Hurricane Sandy wreaked destruction in the Northeast, but in Issaquah it caused two neighbors to meet.
Growing up in Kew Gardens, Queens, Sabina Honig had dreamed of running the New York Marathon since she was 10. She didn’t start running until about 2001, trying to get back in shape after her son was born.
There are a few ways to get into the world’s most famous marathon, but the most common way is through a lottery. She had entered that lottery unsuccessfully a few times when she still lived back east. Then she tried again this year and secured a spot.
The Microsoft employee learned she wasn’t going even before the race was cancelled because her flight — and all flights — was cancelled first.
“ I was really upset,” she says. In addition to running, she was anxious to see her family. “There was a lot of emotion around this trip… I trained for so long. It was such a huge letdown.”

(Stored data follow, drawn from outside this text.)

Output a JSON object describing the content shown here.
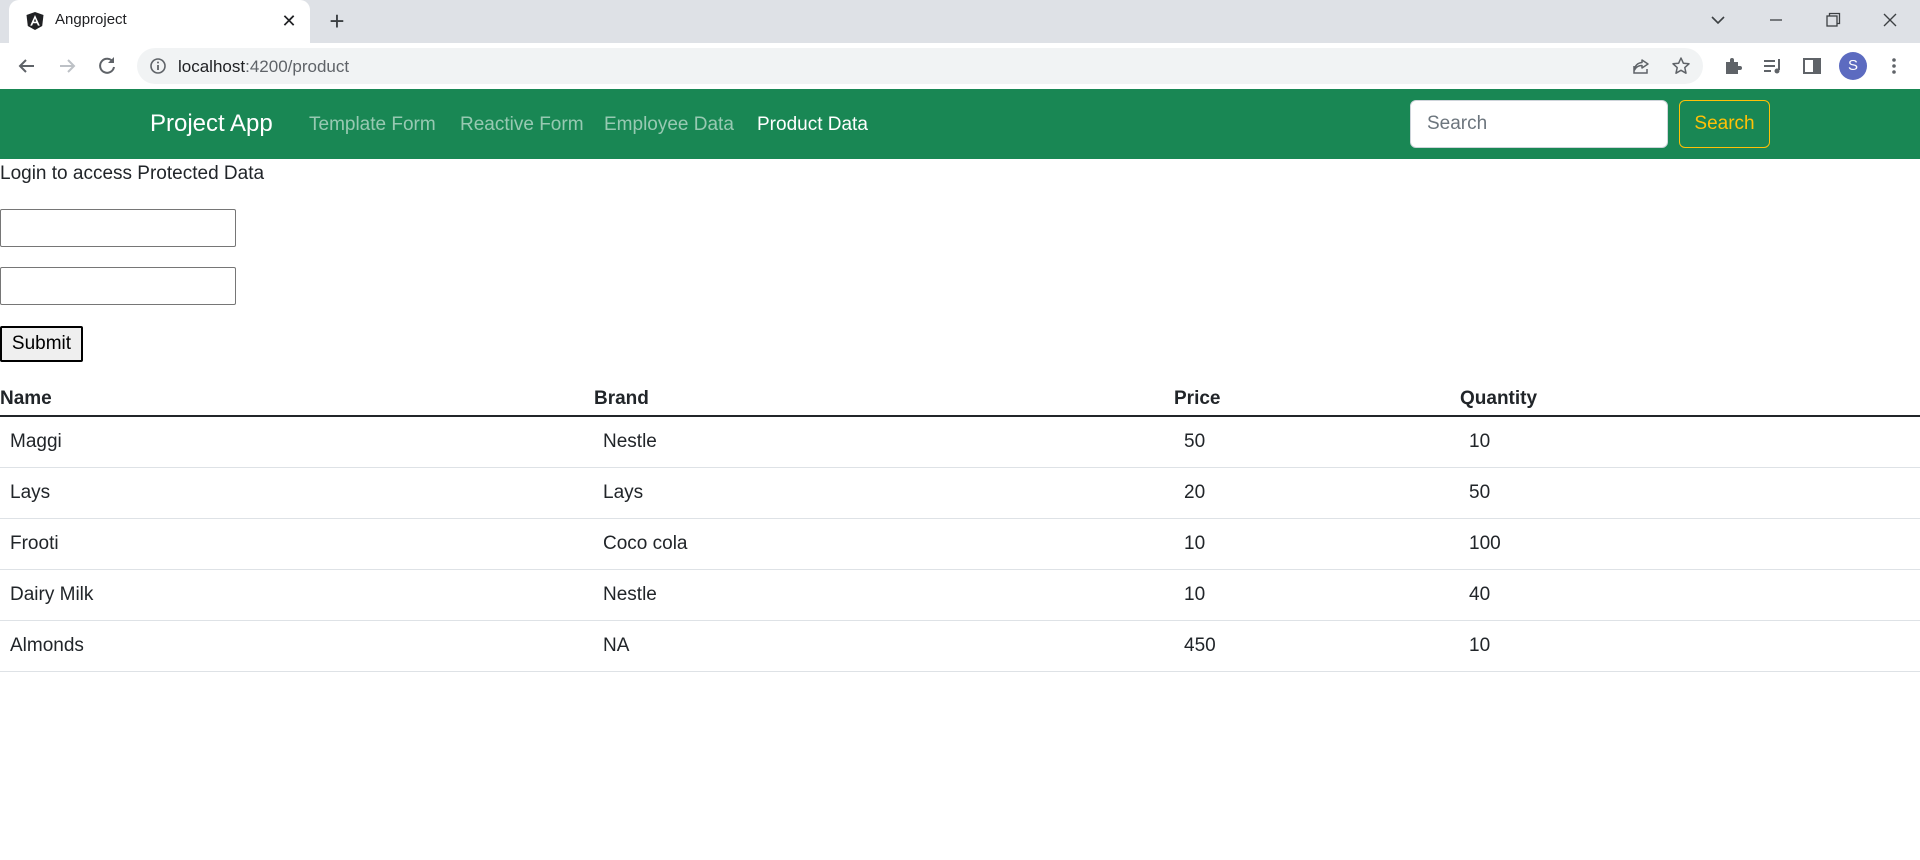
{
  "browser": {
    "tab_title": "Angproject",
    "new_tab_label": "+",
    "close_tab_label": "✕",
    "url_host": "localhost",
    "url_path": ":4200/product",
    "profile_initial": "S"
  },
  "navbar": {
    "brand": "Project App",
    "links": [
      {
        "label": "Template Form",
        "active": false
      },
      {
        "label": "Reactive Form",
        "active": false
      },
      {
        "label": "Employee Data",
        "active": false
      },
      {
        "label": "Product Data",
        "active": true
      }
    ],
    "search_placeholder": "Search",
    "search_button": "Search",
    "colors": {
      "bg": "#198754",
      "warning": "#ffc107"
    }
  },
  "login": {
    "heading": "Login to access Protected Data",
    "submit_label": "Submit"
  },
  "table": {
    "headers": [
      "Name",
      "Brand",
      "Price",
      "Quantity"
    ],
    "rows": [
      [
        "Maggi",
        "Nestle",
        "50",
        "10"
      ],
      [
        "Lays",
        "Lays",
        "20",
        "50"
      ],
      [
        "Frooti",
        "Coco cola",
        "10",
        "100"
      ],
      [
        "Dairy Milk",
        "Nestle",
        "10",
        "40"
      ],
      [
        "Almonds",
        "NA",
        "450",
        "10"
      ]
    ]
  }
}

Then she wondered, “What would make me feel better?”
And that, she realized, was “to run the marathon, and do it in such a way that it would have some tie to New York,” said. “To help people.”

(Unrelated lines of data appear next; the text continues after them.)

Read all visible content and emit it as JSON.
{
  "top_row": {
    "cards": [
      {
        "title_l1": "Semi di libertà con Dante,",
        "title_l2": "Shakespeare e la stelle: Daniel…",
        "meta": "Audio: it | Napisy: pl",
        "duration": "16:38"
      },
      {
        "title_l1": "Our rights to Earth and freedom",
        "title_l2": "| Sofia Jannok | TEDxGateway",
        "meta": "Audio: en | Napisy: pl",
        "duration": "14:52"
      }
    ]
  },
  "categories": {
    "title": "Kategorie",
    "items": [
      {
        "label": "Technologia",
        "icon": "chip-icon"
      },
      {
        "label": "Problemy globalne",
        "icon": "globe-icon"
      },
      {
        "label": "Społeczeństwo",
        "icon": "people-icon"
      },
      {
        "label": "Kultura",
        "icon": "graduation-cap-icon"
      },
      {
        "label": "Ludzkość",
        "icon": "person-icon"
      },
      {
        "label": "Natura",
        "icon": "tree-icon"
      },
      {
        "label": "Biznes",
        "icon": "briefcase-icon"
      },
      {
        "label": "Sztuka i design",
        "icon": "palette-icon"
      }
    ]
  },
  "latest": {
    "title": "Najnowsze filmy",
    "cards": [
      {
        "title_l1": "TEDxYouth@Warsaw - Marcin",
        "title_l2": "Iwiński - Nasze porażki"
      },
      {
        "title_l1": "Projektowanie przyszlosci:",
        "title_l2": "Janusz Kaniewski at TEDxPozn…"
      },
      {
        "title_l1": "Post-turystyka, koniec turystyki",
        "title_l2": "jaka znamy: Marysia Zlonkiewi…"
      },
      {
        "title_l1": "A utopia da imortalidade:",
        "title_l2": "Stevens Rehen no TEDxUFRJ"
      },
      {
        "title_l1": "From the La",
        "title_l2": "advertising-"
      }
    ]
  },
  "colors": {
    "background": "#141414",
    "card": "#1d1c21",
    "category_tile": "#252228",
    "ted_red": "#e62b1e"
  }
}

She decided to run the marathon here as a fundraiser for the American Red Cross hurricane relief efforts. She solicited pledges and donations, and her friend Becki Chandler offered to be her support person, carrying water and other supplies on her bike.
Becki, who works at the American Jewish Committee, is a Northwest native who grew up in Bothell. She and Sabina met at a Shabbat dinner soon after Sabina moved here. She says that a 26-mile bike ride is average for her.
“I was glad I had the opportunity to help out a friend who had set this goal …and wasn’t able to get there,” reflects Becky. “She took lemons and made lemonade.”
Looking for company, Sabina posted a notice about her run on the Issaquah Highlands Facebook page. Amir Feinsilber stepped up.
Israeli-born, Chicago-bred Amir is a former video game programmer who founded The Force Realty (he once worked with George Lucas). He, his wife Stacey and three kids, Hannah, Joshua and Benjamin, moved here from Las Vegas about three years ago. A serious runner who clocks eight to 10 miles each day, and runs one to two marathons a year, Amir says Sabina’s notice touched him because he was also concerned for his own friends and family in the Northeast.
“The devastation…[was] really disheartening,” he says, and he adds, “I’m a sucker for a challenge as well.” He only committed to running 10 miles of the route, because he had not trained for a marathon.
On Nov. 4, the scheduled day of the New York race, Sabina, Amir and Becki started out from the Issaquah Highlands, heading through downtown Issaquah, along Lake Sammamish into a bit of Bellevue, and looping back to downtown Issaquah.
At 13 miles, Amir had the option of peeling off and heading to Temple B’nai Torah where his kids were in Sunday school (and where Sabina’s husband Henry Honig teaches) and Stacey could get him. But he kept going and completed the 26 miles.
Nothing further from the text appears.